Sunglasses After Dark

Nancy A. Collins
Sunglasses After Dark Cover

Sunglasses After Dark - Must Read Vampire Book


I knew next to nothing about Sunglasses After Dark before reading it and this was the perfect mental state for me to begin reading this book with.

Considering the plethora of vampire and vampire hunter books out there right now, it would have been easy to have my mind trained on (and tainted by) the popular "vampire-y" books that have come out in the last 20 or so years. It is a good idea to keep in mind that this book was originally published in 1989, but it doesn't feel dated, instead it feels quite current and more interesting and innovative than many books on similar themes that have come out in the past few years.

The recent/modern vampire is one who has lost its depth and darkness. One who has no edge and is tragically romantic. Even when they aren't so pathetic they are still bested by some whippersnapper quite easily, all things considered. These dime a dozen books (many of which, to be honest, I have enjoyed) feature spunky & tough female protagonists with lots of drama and romantic suitors galore.

Not so in this book. While Sunglasses After Dark has its own faults - one thing that can be said about it is that it stands apart from the typical vampire story that has dominated the scene recently and it has a fascinatingly original plot and world to boot.

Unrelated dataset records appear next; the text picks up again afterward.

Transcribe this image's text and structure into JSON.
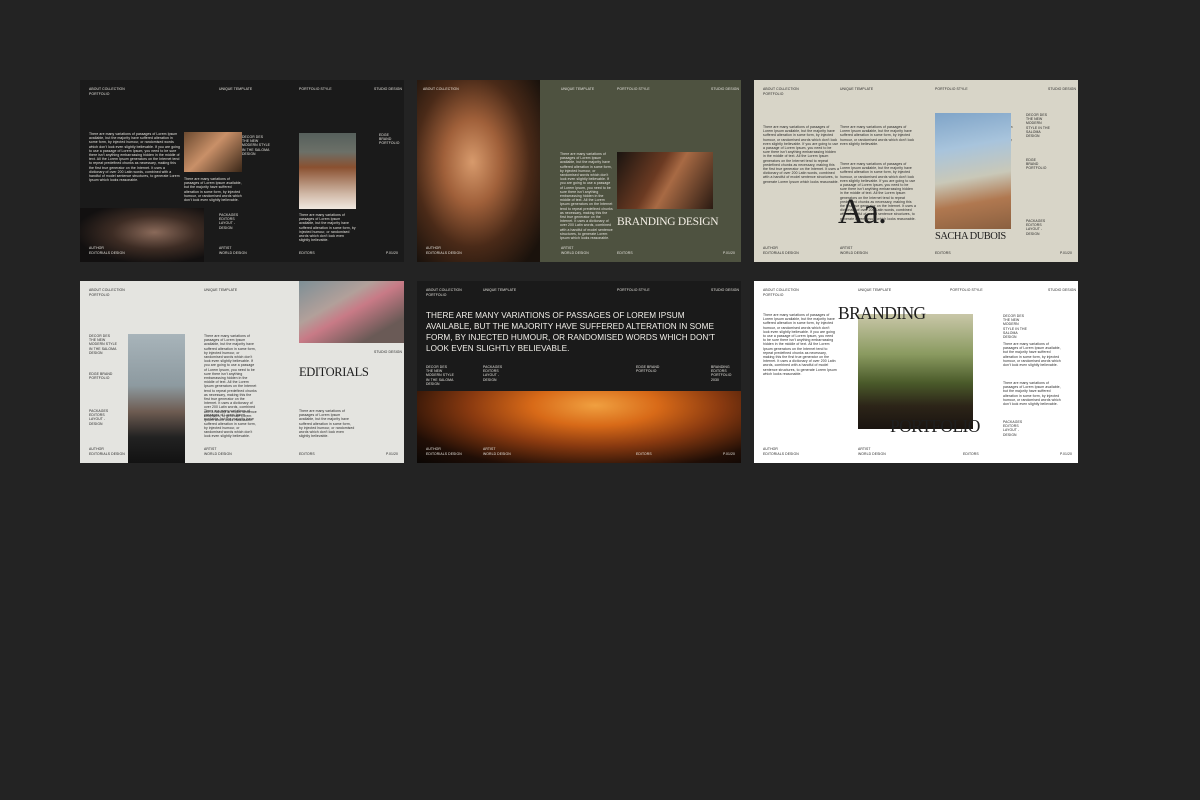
{
  "lorem": "There are many variations of passages of Lorem Ipsum available, but the majority have suffered alteration in some form, by injected humour, or randomised words which don't look even slightly believable. If you are going to use a passage of Lorem Ipsum, you need to be sure there isn't anything embarrassing hidden in the middle of text. All the Lorem Ipsum generators on the Internet tend to repeat predefined chunks as necessary, making this the first true generator on the Internet. It uses a dictionary of over 200 Latin words, combined with a handful of model sentence structures, to generate Lorem Ipsum which looks reasonable.",
  "lorem_short": "There are many variations of passages of Lorem Ipsum available, but the majority have suffered alteration in some form, by injected humour, or randomised words which don't look even slightly believable.",
  "common": {
    "about_collection": "ABOUT COLLECTION",
    "portfolio": "PORTFOLIO",
    "unique_template": "UNIQUE TEMPLATE",
    "portfolio_style": "PORTFOLIO STYLE",
    "studio_design": "STUDIO DESIGN",
    "author": "AUTHOR",
    "editorials_design": "EDITORIALS DESIGN",
    "artist": "ARTIST",
    "world_design": "WORLD DESIGN",
    "editors": "EDITORS",
    "page_no": "P.01/20",
    "new_modern": "DECOR DES THE NEW MODERN STYLE IN THE SALOMA DESIGN",
    "edge_brand": "EDGE BRAND PORTFOLIO",
    "packages": "PACKAGES EDITORS LAYOUT - DESIGN"
  },
  "slides": {
    "s2_title": "BRANDING DESIGN",
    "s3_big": "Aa.",
    "s3_name": "SACHA DUBOIS",
    "s4_title": "EDITORIALS",
    "s5_headline": "THERE ARE MANY VARIATIONS OF PASSAGES OF LOREM IPSUM AVAILABLE, BUT THE MAJORITY HAVE SUFFERED ALTERATION IN SOME FORM, BY INJECTED HUMOUR, OR RANDOMISED WORDS WHICH DON'T LOOK EVEN SLIGHTLY BELIEVABLE.",
    "s5_portfolio2030": "BRANDING EDITORS PORTFOLIO 2030",
    "s6_title1": "BRANDING",
    "s6_title2": "PORTFOLIO"
  },
  "colors": {
    "background": "#232323",
    "dark_slide": "#1a1a1a",
    "olive": "#4e5240",
    "beige": "#d8d5c8",
    "pale_grey": "#e4e4e0",
    "white": "#ffffff"
  },
  "icons": []
}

The vampires here are not tragically lovely and lonely and in need of romance. This book is placed in a world that is dark and gritty, filled with monsters (not all inhuman) and lots of gore. Instead of the typical vampire lore, Collins created a new and interesting history for vampires. The monsters have less recognizable human emotions and motivations, and the main character herself is not so focused on her creation as she is on revenge.

It is this main character and her counterpart that are the best parts of this book. Sonja Blue, the protagonist of this novel, is a character I can easily see gathering a cult following (which she has). She is a semi-human & semi-vampire creature whose motivations are both recognizable and completely alien. Her counterpart is Catherine and her origin story and character are just as fascinating and dark as Sonja's.

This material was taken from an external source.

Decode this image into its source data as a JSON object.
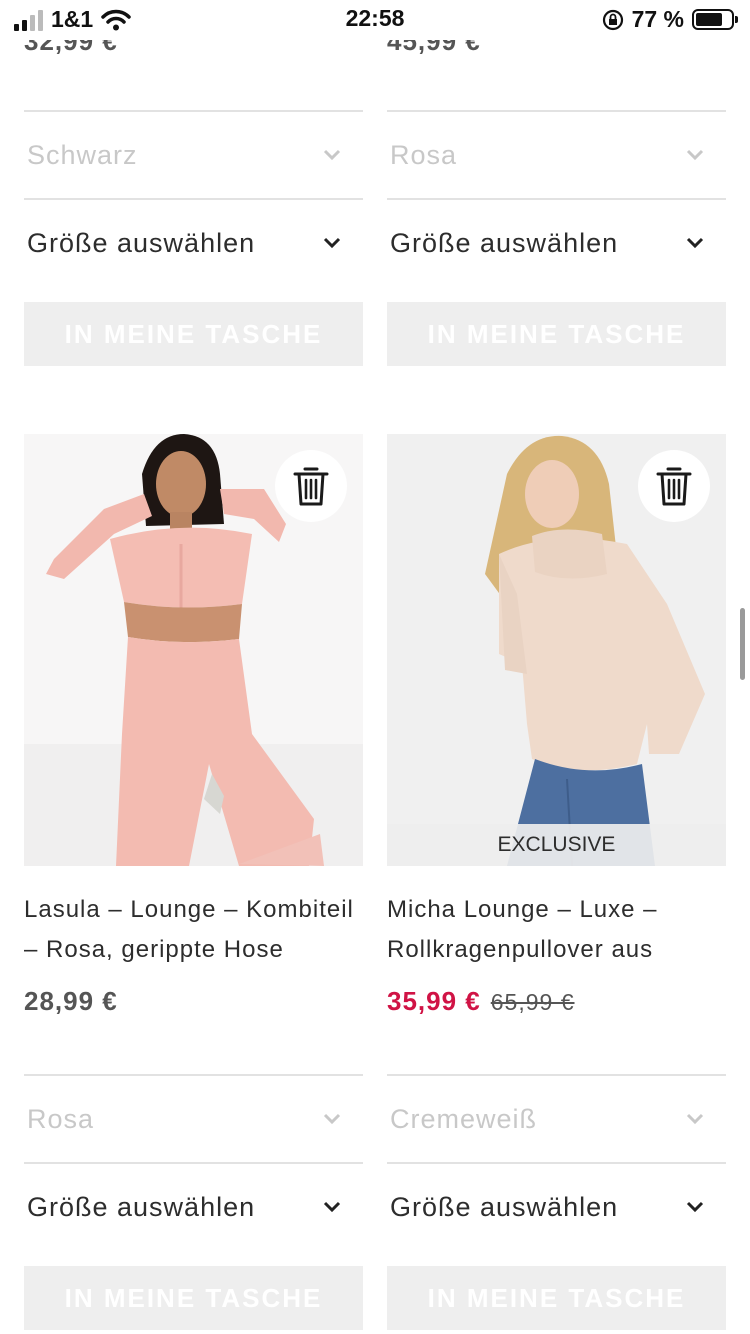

Sure, this novel is slightly lacking in plot depth, but that can be chalked up to trying to build a first novel in a series and establishing a new world and character.

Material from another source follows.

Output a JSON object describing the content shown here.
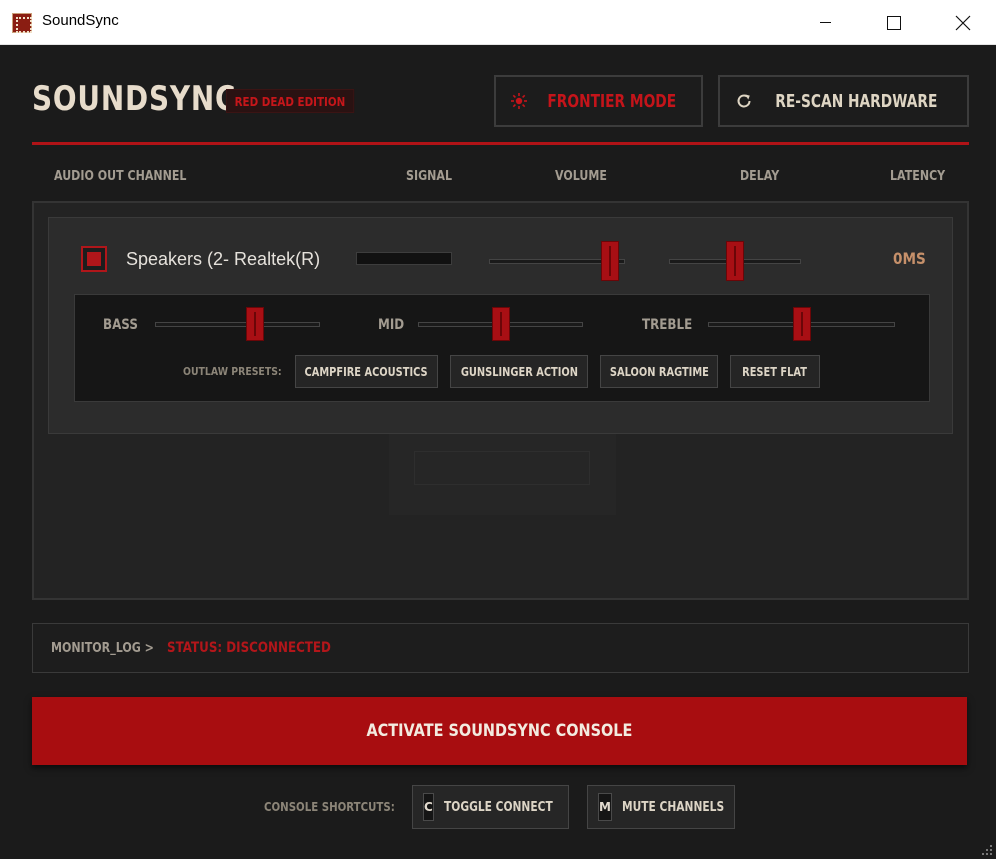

Yes, the novel is a bit short, is a fast read, and has a conclusion that happens a bit too quickly and doesn't measure up to the rest of the book. Sure, all of this can be a little disappointing and lead to the reader (me) waiting for the next installment to arrive in the mail and felling left hanging.

Never the less Sunglasses After Dark is a very fun and fascinating read. Its weaknesses are outweighed by the unique vampire culture and supernatural world it is set in, and the very interesting and morally ambiguous central characters whose exploits Collins portrays for us quite vividly. I give it 3 and 1/2 stars and eagerly wait for the next book to come in the mail.